First of all, any campaign you run on Reddit should aim to generate discussion, interaction and creativity. While Spotify ran monthly playlist competitions, Lenovo asked Reddit to create an 8-bit version of a satirical game whose objective was to destroy Lenovo computers. The challenge immediately engaged entire subreddits in a shared creative enterprise — which not only generated serious publicity, it guaranteed that users would feel personally invested in the campaign’s result.

Which brings us to my next point: Don’t be afraid to subvert Reddit’s hatred for marketing by using irony, humor or, as Lenovo did, self-deprecation. To paraphrase Tyrion, the greatest marketer in all Westeros, if you make a shield of your weakness, it can’t be used to hurt you.

Finally, don’t promise something you aren’t willing to deliver. While the British government thought it wise to ask the Internet to name its new polar research ship, it backed off calling the $287 million investment “Boaty McBoatface.” This was the most foreseeable result in the world, surprisingly only in how adorably tame it was. Whatever power you offer Redditors over your brand, make sure you’re willing to accept their decision.

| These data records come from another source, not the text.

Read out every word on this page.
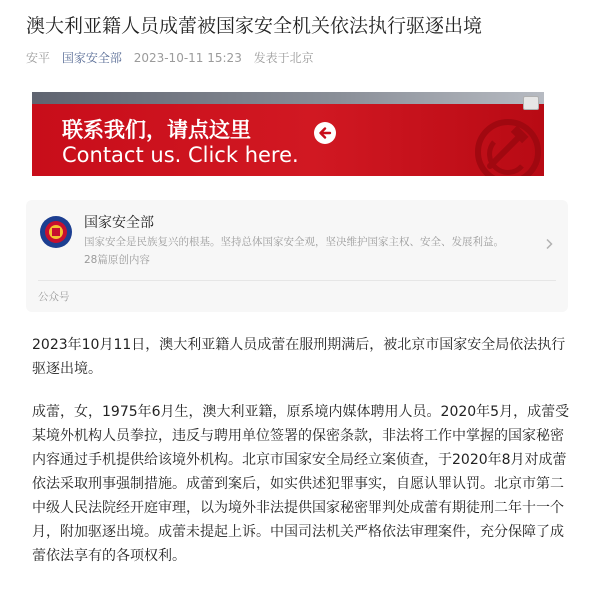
澳大利亚籍人员成蕾被国家安全机关依法执行驱逐出境
安平 国家安全部 2023-10-11 15:23 发表于北京
联系我们，请点这里
Contact us. Click here.
国家安全部
国家安全是民族复兴的根基。坚持总体国家安全观，坚决维护国家主权、安全、发展利益。
28篇原创内容
公众号

2023年10月11日，澳大利亚籍人员成蕾在服刑期满后，被北京市国家安全局依法执行驱逐出境。

成蕾，女，1975年6月生，澳大利亚籍，原系境内媒体聘用人员。2020年5月，成蕾受某境外机构人员拳拉，违反与聘用单位签署的保密条款，非法将工作中掌握的国家秘密内容通过手机提供给该境外机构。北京市国家安全局经立案侦查，于2020年8月对成蕾依法采取刑事强制措施。成蕾到案后，如实供述犯罪事实，自愿认罪认罚。北京市第二中级人民法院经开庭审理，以为境外非法提供国家秘密罪判处成蕾有期徒刑二年十一个月，附加驱逐出境。成蕾未提起上诉。中国司法机关严格依法审理案件，充分保障了成蕾依法享有的各项权利。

One way around this problem is to craft your campaign explicitly around content or choices specifically designed to appeal to Redditors. That’s the approach Maker’s Mark took in its “Let It Snoo” campaign, which ended up as a textbook example of successful Reddit marketing. The campaign named for Reddit’s alien mascot was funny, designed specifically for Redditors, and offered a contest whose conceit — generating fake, bourbon-related Derby-horse names — was unique, compelling and designed to generate fun, compelling discussions.

But Reddit didn’t make an exception for Maker’s Mark, Lenovo or Psyonix. Those brands, and others like them, succeeded because they invested enough time to understand, embrace and speak to Reddit’s community instead of treating users as resources to be mined.

I’m not so sure that Redditors are intrinsically hostile to marketers so much as they’re hostile toward people who don’t know anything about Reddit. Strangers in the neighborhood, as it were. Not you, though. You’ll craft your marketing strategies around the importance of community, buy into the site’s organic experience and, before long, you and your brand will be reaping the benefits of a larger audience, a more-engaged userbase, and a better online reputation than ever before.